Recently, the Delaware Court of Chancery held that stockholders of Dr Pepper Snapple Group, Inc. were not entitled to appraisal of their shares in connection with a reverse triangular merger involving a subsidiary of Dr Pepper and the parent of Keurig Green Mountain, Inc. Because the transaction was structured so that Dr Pepper was not a “constituent corporation” in the merger and the public stockholders would retain their shares, the court found that the transaction did not satisfy the terms of Delaware’s appraisal rights statute. While the decision by Chancellor Bouchard in City of North Miami Beach General Employees’ Retirement Plan v. Dr Pepper Snapple Group, Inc. was notable because appraisal rights were denied even though Dr Pepper stockholders would transfer control of the company in what is effectively a mixed-consideration deal, it is unlikely to prove meaningful from a precedent standpoint except in cases involving the uncommon acquisition structure used in the transaction.
Earlier this year, Dr Pepper and Keurig agreed to combine their companies through a reverse triangular merger that merges a subsidiary of Dr Pepper into the parent of Keurig (“Maple Parent”), resulting in Keurig becoming an indirect wholly owned subsidiary of Dr Pepper.
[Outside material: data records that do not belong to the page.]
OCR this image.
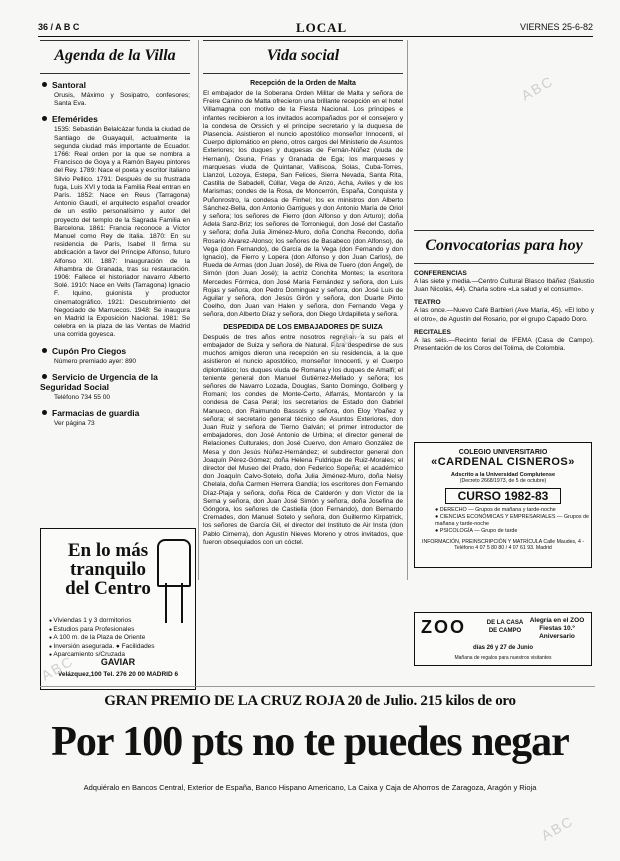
36 / A B C	LOCAL	VIERNES 25-6-82
Agenda de la Villa
Santoral
Orusis, Máximo y Sosipatro, confesores; Santa Eva.
Efemérides
1535: Sebastián Belalcázar funda la ciudad de Santiago de Guayaquil, actualmente la segunda ciudad más importante de Ecuador. 1766: Real orden por la que se nombra a Francisco de Goya y a Ramón Bayeu pintores del Rey. 1789: Nace el poeta y escritor italiano Silvio Pellico. 1791: Después de su frustrada fuga, Luis XVI y toda la Familia Real entran en París. 1852: Nace en Reus (Tarragona) Antonio Gaudí, el arquitecto español creador de un estilo personalísimo y autor del proyecto del templo de la Sagrada Familia en Barcelona. 1861: Francia reconoce a Víctor Manuel como Rey de Italia. 1870: En su residencia de París, Isabel II firma su abdicación a favor del Príncipe Alfonso, futuro Alfonso XII. 1887: Inauguración de la Alhambra de Granada, tras su restauración. 1906: Fallece el historiador navarro Alberto Solé. 1910: Nace en Vells (Tarragona) Ignacio F. Iquino, guionista y productor cinematográfico. 1921: Descubrimiento del Negociado de Marruecos. 1948: Se inaugura en Madrid la Exposición Nacional. 1981: Se celebra en la plaza de las Ventas de Madrid una corrida goyesca.
Cupón Pro Ciegos
Número premiado ayer: 890
Servicio de Urgencia de la Seguridad Social
Teléfono 734 55 00
Farmacias de guardia
Ver página 73
En lo más tranquilo del Centro
● Viviendas 1 y 3 dormitorios
● Estudios para Profesionales
● A 100 m. de la Plaza de Oriente
● Inversión asegurada. ● Facilidades
● Aparcamiento s/Cruzada
GAVIAR
Velázquez,100 Tel. 276 20 00 MADRID 6
Vida social
Recepción de la Orden de Malta
El embajador de la Soberana Orden Militar de Malta y señora de Freire Canino de Matta ofrecieron una brillante recepción en el hotel Villamagna con motivo de la Fiesta Nacional. Los príncipes e infantes recibieron a los invitados acompañados por el consejero y la condesa de Orssich y el príncipe secretario y la duquesa de Plasencia. Asistieron el nuncio apostólico monseñor Innocenti, el Cuerpo diplomático en pleno, otros cargos del Ministerio de Asuntos Exteriores; los duques y duquesas de Fernán-Núñez (viuda de Hernani), Osuna, Frías y Granada de Ega; los marqueses y marquesas viuda de Quintanar, Valliscoa, Solas, Cuba-Torres, Llanzol, Lozoya, Estepa, San Felices, Sierra Nevada, Santa Rita, Castilla de Sabadell, Cúllar, Vega de Anzo, Acha, Aviles y de los Marismas; condes de la Rosa, de Moncerrón, España, Conquista y Puñonrostro, la condesa de Finhel; los ex ministros don Alberto Sánchez-Bella, don Antonio Garrigues y don Antonio María de Oriol y señora; los señores de Fierro (don Alfonso y don Arturo); doña Adela Sanz-Briz; los señores de Torroniegui, don José del Castaño y señora; doña Julia Jiménez-Muro, doña Concha Recondo, doña Rosario Alvarez-Alonso; los señores de Basabeco (don Alfonso), de Vega (don Fernando), de García de la Vega (don Fernando y don Ignacio), de Fierro y Lopera (don Alfonso y don Juan Carlos), de Rueda de Armas (don Juan José), de Riva de Tuero (don Ángel), de Simón (don Juan José); la actriz Conchita Montes; la escritora Mercedes Fórmica, don José María Fernández y señora, don Luis Rojas y señora, don Pedro Dominguez y señora, don José Luis de Aguilar y señora, don Jesús Girón y señora, don Duarte Pinto Coelho, don Juan van Halen y señora, don Fernando Vega y señora, don Alberto Díaz y señora, don Diego Urdapilleta y señora.
DESPEDIDA DE LOS EMBAJADORES DE SUIZA
Después de tres años entre nosotros regresan a su país el embajador de Suiza y señora de Natural. Para despedirse de sus muchos amigos dieron una recepción en su residencia, a la que asistieron el nuncio apostólico, monseñor Innocenti, y el Cuerpo diplomático; los duques viuda de Romana y los duques de Amalfi; el teniente general don Manuel Gutiérrez-Mellado y señora; los señores de Navarro Lozada, Douglas, Santo Domingo, Gollberg y Romani; los condes de Monte-Certo, Alfarrás, Montarcón y la condesa de Casa Peral; los secretarios de Estado don Gabriel Manueco, don Raimundo Bassols y señora, don Eloy Ybañez y señora; el secretario general técnico de Asuntos Exteriores, don Juan Ruiz y señora de Tierno Galván; el primer introductor de embajadores, don José Antonio de Urbina; el director general de Relaciones Culturales, don José Cuervo, don Amaro González de Mesa y don Jesús Núñez-Hernández; el subdirector general don Joaquín Pérez-Gómez; doña Helena Fuldrique de Ruiz-Morales; el director del Museo del Prado, don Federico Sopeña; el académico don Joaquín Calvo-Sotelo, doña Julia Jiménez-Muro, doña Nelsy Chelala, doña Carmen Herrera Gandía; los escritores don Fernando Díaz-Plaja y señora, doña Rica de Calderón y don Víctor de la Serna y señora, don Juan José Simón y señora, doña Josefina de Góngora, los señores de Castiella (don Fernando), don Bernardo Cremades, don Manuel Sotelo y señora, don Guillermo Kirpatrick, los señores de García Gil, el director del Instituto de Air Insta (don Pablo Cimerra), don Agustín Nieves Moreno y otros invitados, que fueron obsequiados con un cóctel.
Convocatorias para hoy
CONFERENCIAS
A las siete y media.—Centro Cultural Blasco Ibáñez (Salustio Juan Nicolás, 44). Charla sobre «La salud y el consumo».
TEATRO
A las once.—Nuevo Café Barbieri (Ave María, 45). «El lobo y el otro», de Agustín del Rosario, por el grupo Capado Doro.
RECITALES
A las seis.—Recinto ferial de IFEMA (Casa de Campo). Presentación de los Coros del Tolima, de Colombia.
COLEGIO UNIVERSITARIO
«CARDENAL CISNEROS»
Adscrito a la Universidad Complutense
(Decreto 2668/1973, de 5 de octubre)
CURSO 1982-83
● DERECHO — Grupos de mañana y tarde-noche
● CIENCIAS ECONÓMICAS Y EMPRESARIALES — Grupos de mañana y tarde-noche
● PSICOLOGÍA — Grupo de tarde
INFORMACIÓN, PREINSCRIPCIÓN Y MATRÍCULA Calle Maudes, 4 - Teléfono 4 07 5 80 80 / 4 07 61 93. Madrid
ZOO	DE LA CASA DE CAMPO
Alegría en el ZOO Fiestas 10.º Aniversario
días 26 y 27 de Junio
Mañana de regalos para nuestros visitantes
GRAN PREMIO DE LA CRUZ ROJA 20 de Julio. 215 kilos de oro
Por 100 pts no te puedes negar
Adquiéralo en Bancos Central, Exterior de España, Banco Hispano Americano, La Caixa y Caja de Ahorros de Zaragoza, Aragón y Rioja
ABC
ABC
ABC
ABC
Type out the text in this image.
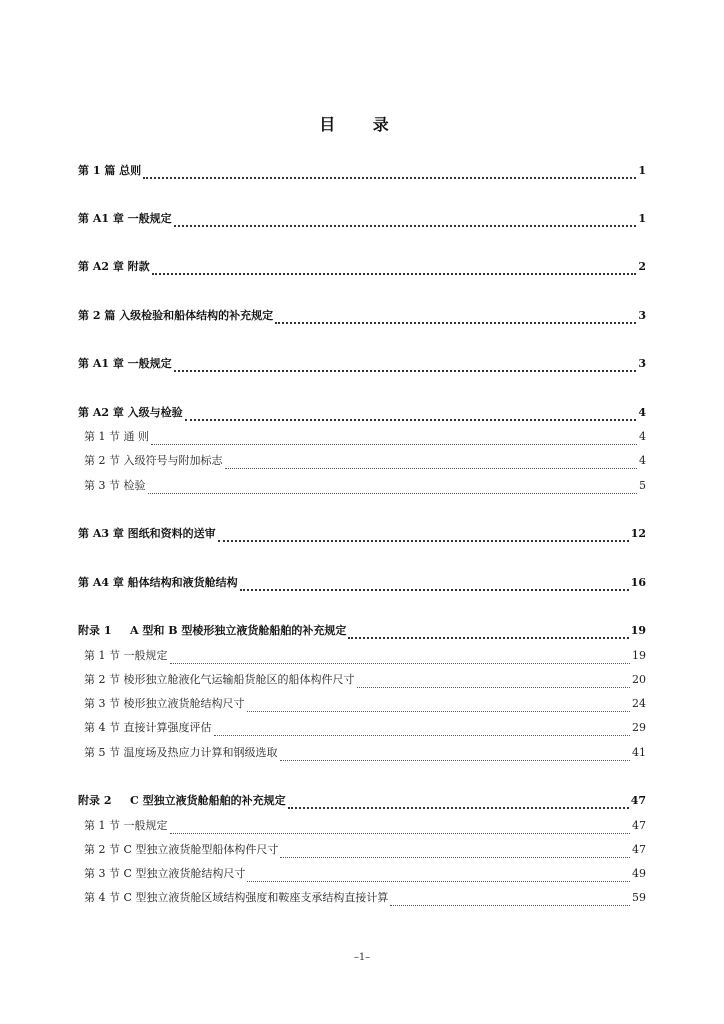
目 录
第 1 篇 总则	1
第 A1 章 一般规定	1
第 A2 章 附款	2
第 2 篇 入级检验和船体结构的补充规定	3
第 A1 章 一般规定	3
第 A2 章 入级与检验	4
第 1 节 通 则	4
第 2 节 入级符号与附加标志	4
第 3 节 检验	5
第 A3 章 图纸和资料的送审	12
第 A4 章 船体结构和液货舱结构	16
附录 1 A 型和 B 型棱形独立液货舱船舶的补充规定	19
第 1 节 一般规定	19
第 2 节 棱形独立舱液化气运输船货舱区的船体构件尺寸	20
第 3 节 棱形独立液货舱结构尺寸	24
第 4 节 直接计算强度评估	29
第 5 节 温度场及热应力计算和钢级选取	41
附录 2 C 型独立液货舱船舶的补充规定	47
第 1 节 一般规定	47
第 2 节 C 型独立液货舱型船体构件尺寸	47
第 3 节 C 型独立液货舱结构尺寸	49
第 4 节 C 型独立液货舱区域结构强度和鞍座支承结构直接计算	59
–1–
Before the closing of the merger, Maple Parent will declare a $9 billion cash dividend to Dr Pepper (payable immediately following the closing of the merger). Also before the closing, Dr Pepper will declare a $103.75 per share special cash dividend to its stockholders of record as of the business day immediately preceding the closing of the merger (payable one business day after the effective time of the merger), funding this dividend with the $9 billion received from Maple Parent along with funds from third-party sources. The Dr Pepper stockholders will retain their shares of Dr Pepper, and the ultimate owners of Maple Parent/Keurig will receive shares of Dr. Pepper in the transaction. Following the merger, Dr Pepper’s original stockholders will hold 13%, and the owners of Maple Parent/Keurig will hold 87%, of the equity of the combined company.
While not entitled to a vote on the merger, the Dr Pepper stockholders are being asked to approve two proposals necessary to effectuate the transactions: one, to approve the issuance of common stock as merger consideration, and two, to increase authorized shares to permit such issuance. In the proxy statement related to these approvals, the company stated that Dr Pepper stockholders do not have appraisal rights in connection with the transaction. Plaintiffs, stockholders of Dr Pepper, brought suit alleging a violation of Section 262 of the Delaware General Corporation Law (“DGCL”) governing appraisal rights and breaches of fiduciary duty by the Dr Pepper board stemming from the failure to inform Dr Pepper stockholders that they were entitled to appraisal rights.
In granting the defendants’ motion for summary judgment, the Court of Chancery concluded that Dr Pepper stockholders were not entitled to appraisal rights for two reasons:
- Dr Pepper was not a “constituent corporation” in the merger. DGCL Section 262(b) provides that appraisal rights are available for the shares of “a constituent corporation in a merger or consolidation.” While the DGCL does not explicitly define “constituent corporation,” the court concluded that various other provisions of the DGCL using the term clearly implied that it only included entities that actually were merged or combined in the transaction and not a parent of such entities. Additionally, the court cited precedent in which “constituent” parties was interpreted to mean only those parties actually merging, with one such precedent case noting that “stockholders of a parent corporation of a merging subsidiary in a triangular merger ‘generally do not have the right to vote on the merger, nor are they entitled to appraisal.’”
- Dr Pepper stockholders retained their shares in connection with the merger. Under Section 262’s “market-out” exception, stockholders of a constituent corporation are not entitled to appraisal rights in a merger if their shares are either listed on a national securities exchange or held of record by more than 2,000 holders. The stockholders’ appraisal rights might be restored, however, under an “exception to the exception” if they are required to accept in the merger anything other than: (i) shares of the surviving or resulting corporation in the merger, (ii) stock of a corporation that, at the effective time of the merger or consolidation, is listed on a national securities exchange or held of record by more than 2,000 holders, (iii) cash in lieu of fractional shares, or (iv) any combination of the foregoing.
Under this statutory scheme, the court noted that even if Dr Pepper were considered a constituent corporation, its stockholders would not be entitled to appraisal rights in the merger under the “market-out” exception because Dr Pepper shares are traded on a national securities exchange. Moreover, nothing in the “exception to the exception” would restore their appraisal rights because the stockholders were keeping their Dr Pepper shares in the merger, and therefore were not required to accept anything for their shares. The court recognized that the merger constituted a sale of control to Maple Parent, but noted that Section 262 does not grant appraisal rights simply upon a sale of control, but rather when stockholders’ shares are “being taken from them in certain, statutorily specified types of transactions.”